Not long after Shoshana Perry and Noel Wiggins of Park Slope, Brooklyn, adopted a husky named Roxy, they left her with a sitter who seemed particularly fond of the breed.
When the sitter brought Roxy back, he excitedly showed them a heavy wood-and-metal contraption that simulated a dog sled. He had hooked Roxy up to it and made her pull it across the grass in Prospect Park every day, in the summer heat.
“He thought that all huskies wanted to do this as part of their breed,” Wiggins said. “And he thought they were answering the call of the wild to do it.”
Roxy did not seem traumatized by mushing boot camp. “She seemed to like it,” Perry said. Still, she added, “We were a little uncomfortable with him.”
Avoiding the Worst Fear
Valerie Petrov has been sitting a friend’s aging retriever for years. Now, though, the dog is 16 or 17, “not really decrepit in any way, but she’s slowing down.” Recently, when the owner asked Petrov to watch the dog for the weekend, she lied and said she had plans.
“I have no heart to say to him: ‘I’m sorry, your dog is really close to death. What do I do if something happens?’” said Petrov, an administrator at Lincoln Center. “I feel like a terrible friend.”
Where Did She Go?
On Sept. 13 in Prospect-Lefferts Gardens, Brooklyn, a dog walker was walking a Lhasa Apso named Riley and two other dogs. He told Riley’s owners that he was concentrating on one of the other dogs, and when he looked back at Riley, “it was just a collar at the end of the leash,” said Scott Van Genderen, one of the owners. Riley is still missing.

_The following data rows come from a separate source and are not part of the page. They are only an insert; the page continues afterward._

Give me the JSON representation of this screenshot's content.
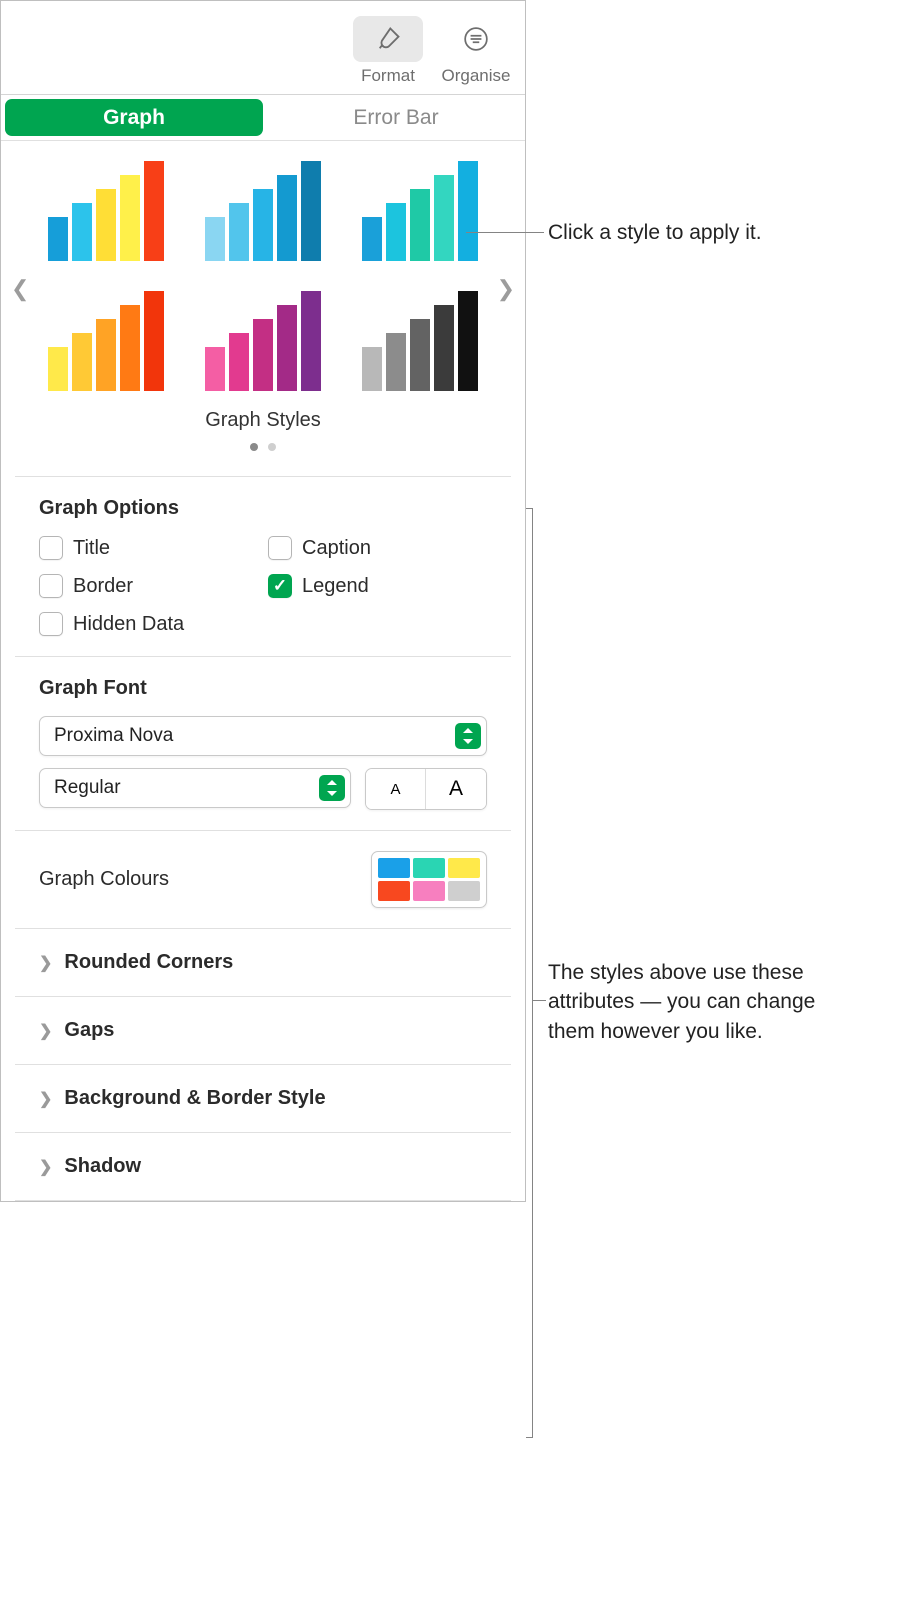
{
  "toolbar": {
    "format": "Format",
    "organise": "Organise"
  },
  "tabs": {
    "graph": "Graph",
    "errorbar": "Error Bar"
  },
  "styles": {
    "label": "Graph Styles",
    "thumbs": [
      {
        "colors": [
          "#169ed9",
          "#2cc3eb",
          "#ffde36",
          "#fff04a",
          "#f83f17"
        ],
        "heights": [
          44,
          58,
          72,
          86,
          100
        ]
      },
      {
        "colors": [
          "#8ad6f2",
          "#52c5ec",
          "#27b4e6",
          "#149ad0",
          "#0f7dad"
        ],
        "heights": [
          44,
          58,
          72,
          86,
          100
        ]
      },
      {
        "colors": [
          "#1aa0d9",
          "#1cc4de",
          "#1fc9a6",
          "#33d6c0",
          "#13afe0"
        ],
        "heights": [
          44,
          58,
          72,
          86,
          100
        ]
      },
      {
        "colors": [
          "#ffe94a",
          "#ffc935",
          "#ffa325",
          "#ff7a14",
          "#f2350b"
        ],
        "heights": [
          44,
          58,
          72,
          86,
          100
        ]
      },
      {
        "colors": [
          "#f45ea4",
          "#e23a8f",
          "#c32f84",
          "#a32a87",
          "#7d2e8e"
        ],
        "heights": [
          44,
          58,
          72,
          86,
          100
        ]
      },
      {
        "colors": [
          "#b8b8b8",
          "#8c8c8c",
          "#636363",
          "#3b3b3b",
          "#111111"
        ],
        "heights": [
          44,
          58,
          72,
          86,
          100
        ]
      }
    ]
  },
  "options": {
    "heading": "Graph Options",
    "title": {
      "label": "Title",
      "checked": false
    },
    "caption": {
      "label": "Caption",
      "checked": false
    },
    "border": {
      "label": "Border",
      "checked": false
    },
    "legend": {
      "label": "Legend",
      "checked": true
    },
    "hidden": {
      "label": "Hidden Data",
      "checked": false
    }
  },
  "font": {
    "heading": "Graph Font",
    "family": "Proxima Nova",
    "weight": "Regular",
    "smallA": "A",
    "bigA": "A"
  },
  "colours": {
    "heading": "Graph Colours",
    "swatches": [
      "#1aa0e8",
      "#2ad5b3",
      "#ffe94a",
      "#f8481f",
      "#f77fbf",
      "#cfcfcf"
    ]
  },
  "disclosures": {
    "rounded": "Rounded Corners",
    "gaps": "Gaps",
    "bgborder": "Background & Border Style",
    "shadow": "Shadow"
  },
  "callouts": {
    "top": "Click a style to apply it.",
    "side": "The styles above use these attributes — you can change them however you like."
  }
}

Such stories occasionally have happy endings.
Last year, Bridgid Egilmez’s babysitter was out with Egilmez’s infant daughter and dog and stopped in at Macy’s in downtown Brooklyn. She left the dog, Mirabelle, a shih tzu-poodle mix, tied up in front of the store, Egilmez said. When she came out 10 minutes later, Mirabelle was gone. After a two-month social-media campaign, a dog-rescue volunteer spotted an ad on Craigslist from someone who said the dog had been found in Bay Ridge, 6 miles away. It was Mirabelle, safe and sound.
A Sitter’s Delayed Confession
In the early 1990s, 13-year-old Caleb Sayan was growing up in the East Village and had a spotted rat named Spunky. Caleb went off to summer camp, and Spunky stayed with a friend of his mother’s.
“I didn’t find out until I got back that Spunky had escaped,” said Sayan, now 38 and a digital archivist. The rat, he was told, was never found.
Young Caleb was devastated, his mother, Andrea Aranow, said last week. “This was maybe his first experience that adults are not infallible,” she said. “He was used to thinking you turn something over to a grown-up and you can count on them.”
Caleb, it’s Andy, your mom’s friend.
Your rat died at my apartment. I’m sorry.